Mdp favorevole alla fiducia
Mdp ha votato invece favorevolmente alla fiducia, come confermato nel corso del dibattito da Nello Formisano. In questa fase «particolare e finale della legislatura», ha spiegato, occorre «la massima responsabilità da parte di tutte le forze politiche per portare a casa alcuni dei provvedimenti piu' importanti per la collettività». Il ddl presenta vari «punti critici» ma dimostra «una rinnovata e positiva attenzione del legislatore verso una delle questioni più sentite dagli italiani, come il funzionamento della giustizia.

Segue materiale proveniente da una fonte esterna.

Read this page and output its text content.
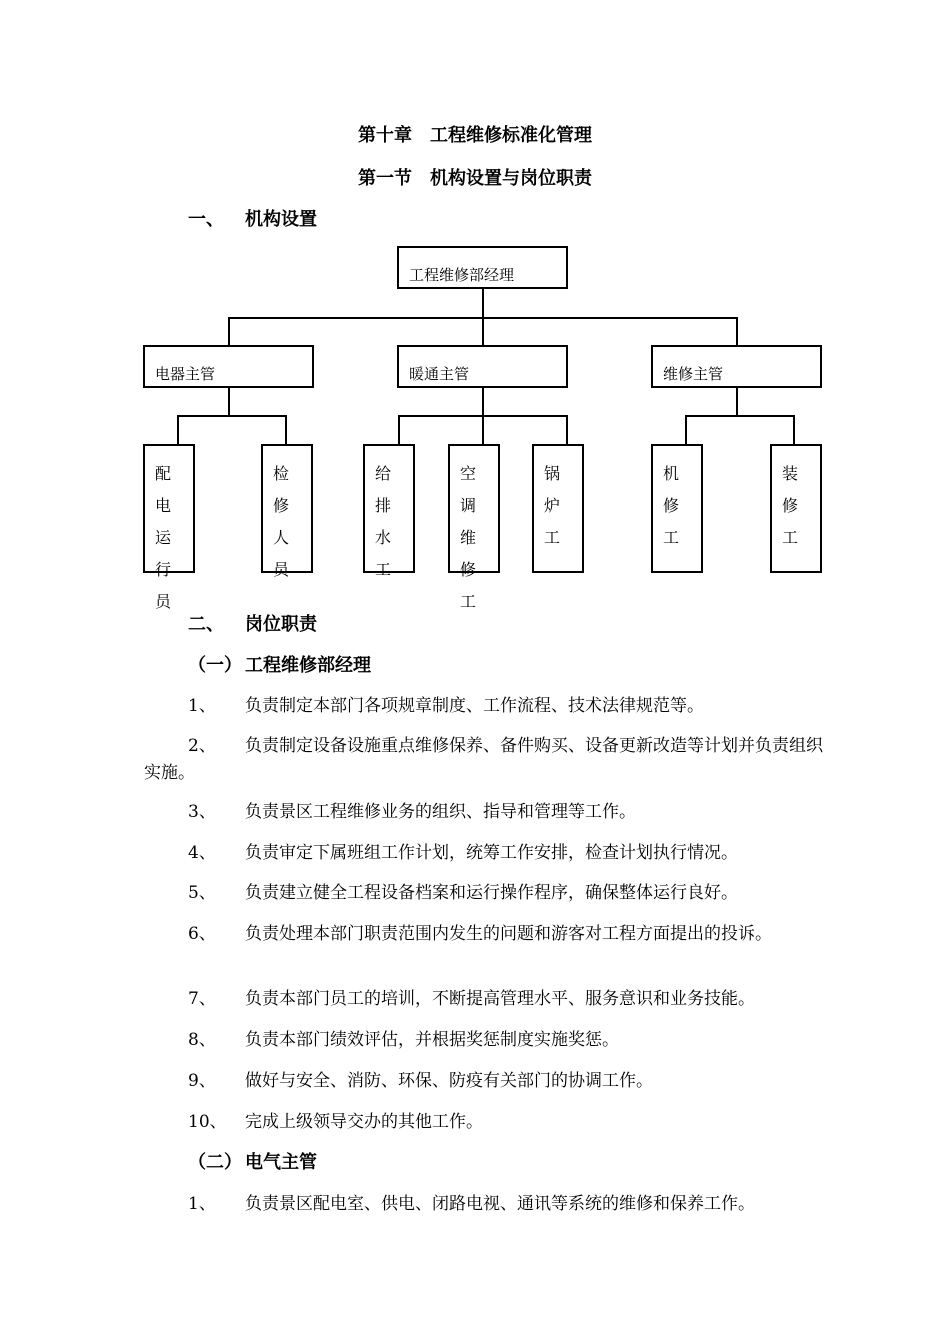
第十章　工程维修标准化管理
第一节　机构设置与岗位职责
一、 机构设置
工程维修部经理
电器主管	暖通主管	维修主管
配电运行员
检修人员
给排水工
空调维修工
锅炉工
机修工
装修工
二、 岗位职责
（一） 工程维修部经理
1、 负责制定本部门各项规章制度、工作流程、技术法律规范等。
2、 负责制定设备设施重点维修保养、备件购买、设备更新改造等计划并负责组织实施。
3、 负责景区工程维修业务的组织、指导和管理等工作。
4、 负责审定下属班组工作计划，统筹工作安排，检查计划执行情况。
5、 负责建立健全工程设备档案和运行操作程序，确保整体运行良好。
6、 负责处理本部门职责范围内发生的问题和游客对工程方面提出的投诉。
7、 负责本部门员工的培训，不断提高管理水平、服务意识和业务技能。
8、 负责本部门绩效评估，并根据奖惩制度实施奖惩。
9、 做好与安全、消防、环保、防疫有关部门的协调工作。
10、 完成上级领导交办的其他工作。
（二） 电气主管
1、 负责景区配电室、供电、闭路电视、通讯等系统的维修和保养工作。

Sarebbe il caso di dire che l'ottimo è nemico del bene e noi siamo per il bene», ha concluso.

Ucpi: da Parlamento scelta antidemocratica
Fuori da Montecitorio, l’appuntamento con il voto di fiducia che porterà al via libera definitivo alla riforma - all’attezione delle Camere dal 2015 - non piace all’Unione delle Camere penali, che in una nota accusa il Parlamento di «non ascoltare» avvovati e magistrati « che tutti i giorni praticano la giustizia anche se su posizioni contrapposte», adottando un percorso legislativo antidemocratico. La riforma Orlando del porcesso penale «inciderà sui diritti dei cittadini, siano essi imputati o persone offese: consentire che un processo possa durare all'infinito a scapito della sua ragionevole durata per le inefficienze del sistema non ha nulla di ragionevole bensì solo un sapore di autoritarismo».

Si allunga la prescrizione, stretta su intercettazioni
Il ddl si compone di un unico articolo con 95 commi che spaziano dalla riforma della prescrizione, con la sospensione dei termini che scatta per 18 mesi dopo la condanna di primo grado e altrettanti tra secondo grado e Cassazione, alla delega sulle intercettazioni, con una stretta su quelle irrilevanti. In particolare il governo dovrà predisporre norme per evitare la pubblicazione di conversazioni irrilevanti ai fini dell'indagine e comunque riguardanti persone completamente estranee. Debutta poi la cosiddetta “indagine breve” (entro tre mesi dal deposito degli atti i Pm dovranno scegliere tra la richiesta di rinvio a giudizio e l'archiviazione). Ed è prevista l’estinzione di alcuni reati perseguibili a querela come ad esempio la diffamazione o la truffa, se si paga il risarcimento o se si eliminano le conseguenze dannose del reato.

Pene più severe per voto scambio e furto in abitazione
Tra le altre norme previste, si inaspriscono le pene per reati come il voto di scambio politico mafioso che passa da 6 a 12 anni (ora e' 4-10). Ma ci sono condanne piu' severe anche per furto in abitazione, furto con strappo, rapina.